Fig. 1 Somite boundary formation is aberrant in desb420 mutants. Lateral views of live 18-h wild-type (A–C) and mutant (D–F) embryos at the level of anterior trunk (segments 2–5; A, D), mid-trunk (segments 8–12; B, E), and tail (segments 14–18; C, F). Black arrowheads denote normal somite boundaries and white arrowheads denote incomplete somite boundaries. In this and all subsequent lateral views, anterior is to the left and dorsal is to the top. Scale bar, 25 μm.

Fig. 2 Somite and myotome gene expression is perturbed in desb420 mutants. Dorsal views (anterior to the top) of whole-mount RNA in situ hybridization of her1 (A, D; 13 h), myoD (B, E; 15 h), and mespa (C, F; 13 h) in wild-type (A–C) and mutant (D–F) embryos. Black arrowheads denote bands of gene expression in wild-type embryos and the corresponding region in mutants. Arrow in (E) designates normal myoD expression in anterior somites. Scale bar, 150 μm (A, C, D, F), 50 μm (B, E).

PHENOTYPE:
Fish:
Observed In:
Stage Range: 5-9 somites to 10-13 somites

Fig. 3 Motor nerves are disorganized in desb420 mutants. Lateral views of whole-mount embryos labeled with the znp1 monoclonal antibody at 24 (A, C) and 48 h (B, D) in wild-type (A, B) and mutant (C, D) embryos. Arrowheads point to one axon (A, C) or nerve (B, D). Scale bar, 50 μm.

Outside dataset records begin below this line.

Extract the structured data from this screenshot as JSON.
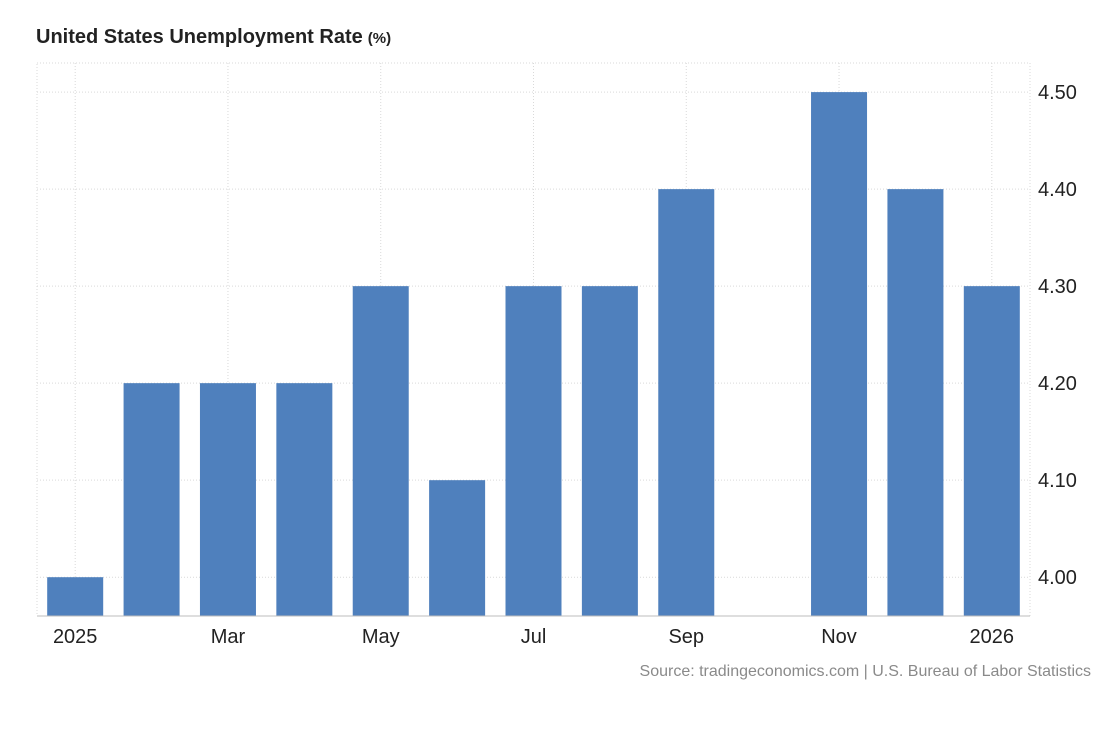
{
  "chart_data": {
    "type": "bar",
    "title": "United States Unemployment Rate",
    "unit": "(%)",
    "categories": [
      "Jan 2025",
      "Feb 2025",
      "Mar 2025",
      "Apr 2025",
      "May 2025",
      "Jun 2025",
      "Jul 2025",
      "Aug 2025",
      "Sep 2025",
      "Oct 2025",
      "Nov 2025",
      "Dec 2025",
      "Jan 2026"
    ],
    "values": [
      4.0,
      4.2,
      4.2,
      4.2,
      4.3,
      4.1,
      4.3,
      4.3,
      4.4,
      null,
      4.5,
      4.4,
      4.3
    ],
    "x_tick_labels": [
      {
        "category": "Jan 2025",
        "label": "2025"
      },
      {
        "category": "Mar 2025",
        "label": "Mar"
      },
      {
        "category": "May 2025",
        "label": "May"
      },
      {
        "category": "Jul 2025",
        "label": "Jul"
      },
      {
        "category": "Sep 2025",
        "label": "Sep"
      },
      {
        "category": "Nov 2025",
        "label": "Nov"
      },
      {
        "category": "Jan 2026",
        "label": "2026"
      }
    ],
    "y_ticks": [
      4.0,
      4.1,
      4.2,
      4.3,
      4.4,
      4.5
    ],
    "y_tick_labels": [
      "4.00",
      "4.10",
      "4.20",
      "4.30",
      "4.40",
      "4.50"
    ],
    "ylim": [
      3.96,
      4.53
    ],
    "y_axis_position": "right",
    "grid": true,
    "bar_color": "#4f80bd",
    "source": "Source: tradingeconomics.com | U.S. Bureau of Labor Statistics"
  }
}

Fig. 4 CaP and MiP motor axons display abnormalities in desb420 mutants. Lateral view of pseudocolor images of live CaP (A, B) and MiP (C, D) motoneurons labeled with rhodamine dextran and visualized at approximately 26 h in wild-type (A, C) and desb420 mutant (B, D) embryos. Cell bodies reside in the spinal cord and white lines denote the dorsal and ventral aspects of the notochord (A, B) and the dorsal aspect of the notochord (C, D). Scale bar, 10 μm.

Fig. 5 desb420 is non-cell autonomous for CaP motoneurons. Single CaP motoneurons were removed from rhodamine dextran labeled donors at approximately 16 h, a time before axogenesis, and transplanted into stage-matched, unlabeled host embryos from which native CaP and VaP motoneurons had been removed. (A) Wild-type CaP transplanted into wild-type host (n = 4). (B) Wild-type CaP transplanted into a desb420 mutant host (n = 4). (C) desb420 mutant CaP transplanted into wild-type host (n = 4). White lines denote dorsal and ventral aspects of the notochord. Scale bar, 10 μm.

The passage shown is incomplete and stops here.